In Power Query, your starter workflow could be:

  1. Load each source file

    • Import your enrollment extract, advisor/advisee list, and faculty rankings into Power Query as separate queries.

    • Keep just the columns you actually need (IDs, term, program/plan, advisor ID, rank, etc.).

  2. Clean each dataset

    • Standardize ID formats, trim spaces, fix text casing, and set correct data types (especially IDs and dates).

    • Rename columns so joins are obvious (for example, EMPLID for students, ADVISOR_ID for advisors, FACULTY_ID for faculty).

  3. Merge into a single model

    • Merge the student program data with the advisor/advisee file on student ID and term (or current flag).

    • Merge in the faculty rankings using the advisor’s ID to bring in rank and related attributes.

    • Remove duplicates and filter to the “current” or relevant term/program records.

  4. Load a clean, analyzable table back to Excel

    • Close & Load the final merged query into a worksheet as your “master” table for reporting, pivot tables, or downstream visualizations.

The next time you receive updated enrollment, advisor, and faculty files, you just point Power Query to the new files and click Refresh. Instead of redoing dozens of manual steps, you spend your time analyzing which programs lack advising coverage, how advisor ranks align with student outcomes, or which populations need more support.

In day‑to‑day work, this pattern shows up constantly—student success analyses, advising caseload reviews, faculty workload or ranking studies—and having it encapsulated in a reusable Power Query has made those projects faster to update and easier to explain to stakeholders.

Helpful Resources to Get You Started

Closing Thoughts and Call to Action

Power Query in Excel gives higher ed analysts a way to move from “I just pull the data” to “I own the whole pipeline” without jumping straight into a programming language. It lives in a tool you already use, lets you document each step of your cleanup, and turns painful, repetitive integration work—like pulling data from multiple systems—into a refreshable workflow instead of a weekend project.

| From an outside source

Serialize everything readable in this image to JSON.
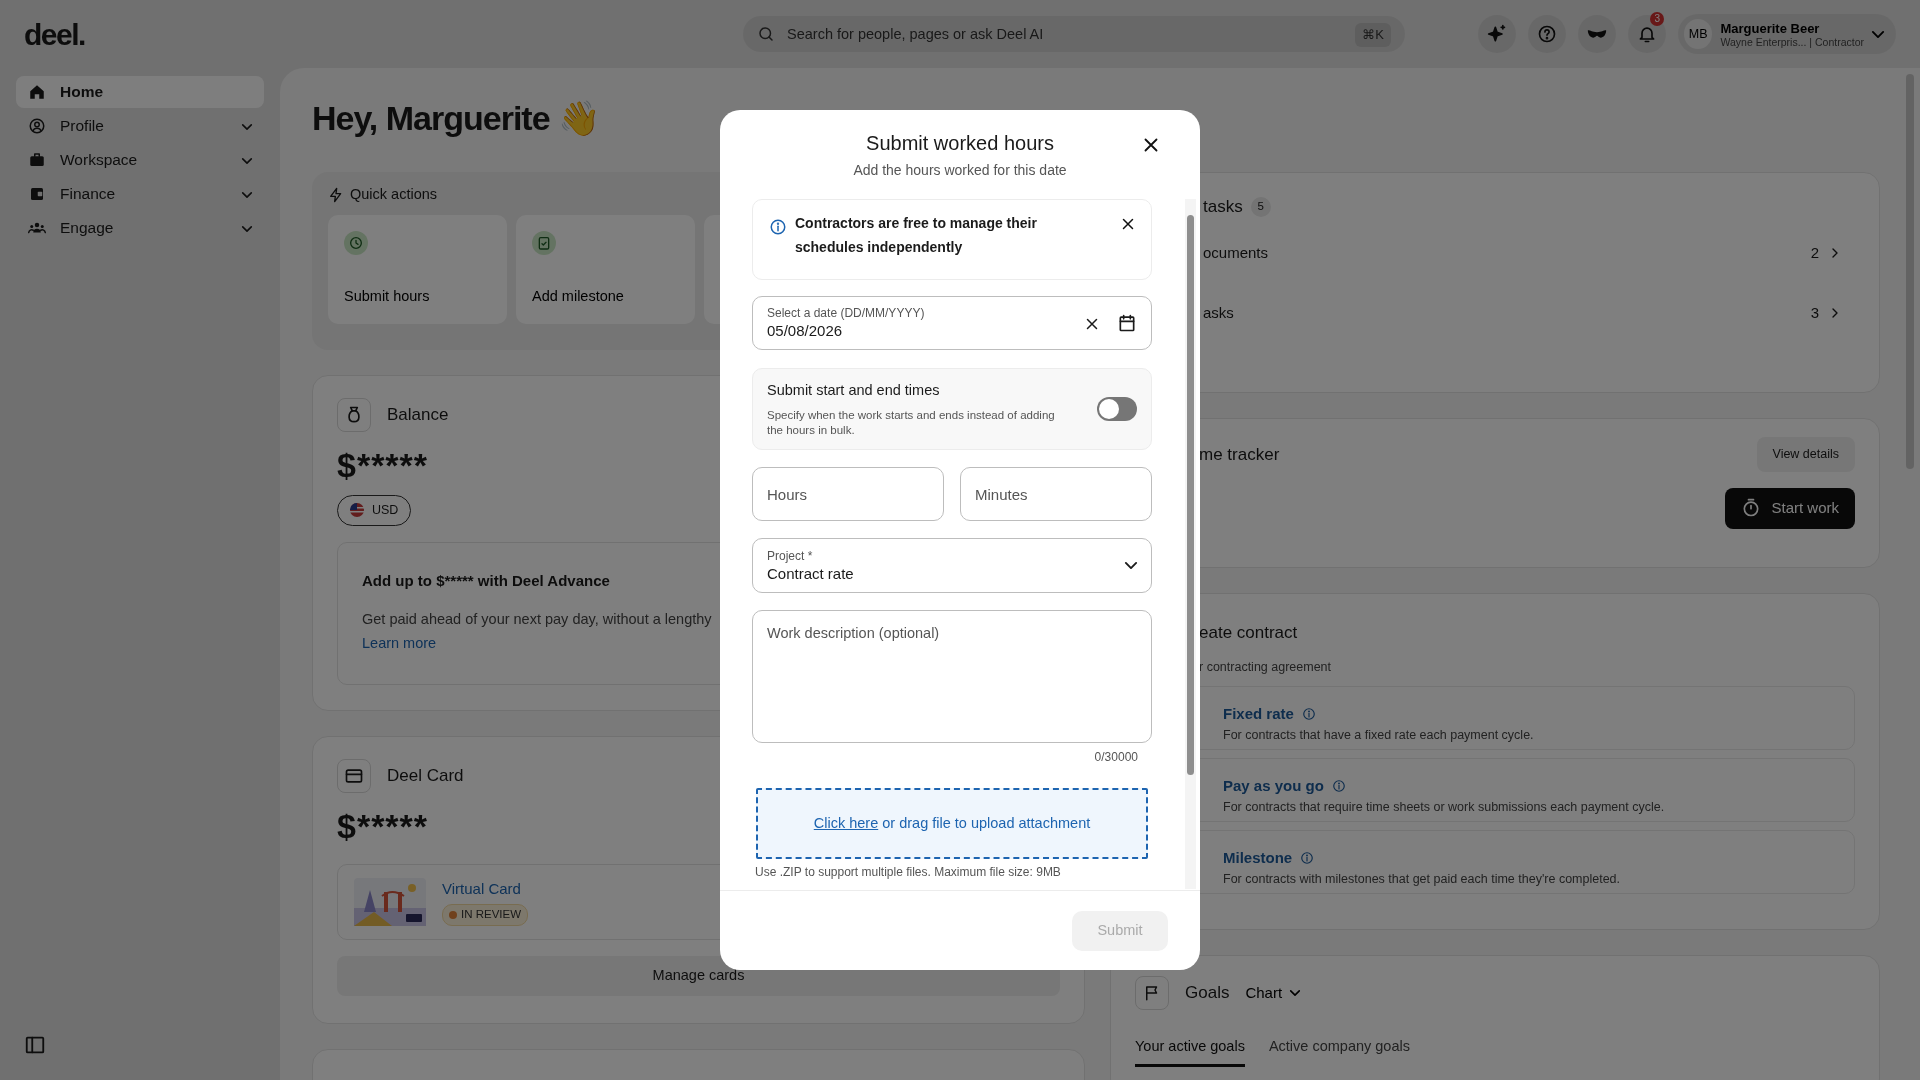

If you’ve been feeling intimidated by data prep, start small: take your enrollment extract, your advisor/advisee file, and a faculty rankings file, and use Power Query to clean each one and merge them into a single, student‑ or course‑level view you can refresh each term. Then share what you learn—post a quick example in a HEUG Technical or Reporting community discussion, propose an Alliance session, or host a short brown‑bag where you rebuild this multi‑file process together. The sooner you take that first, low‑risk step, the sooner data wrangling stops being something to fear and starts being a core part of your analytical superpower.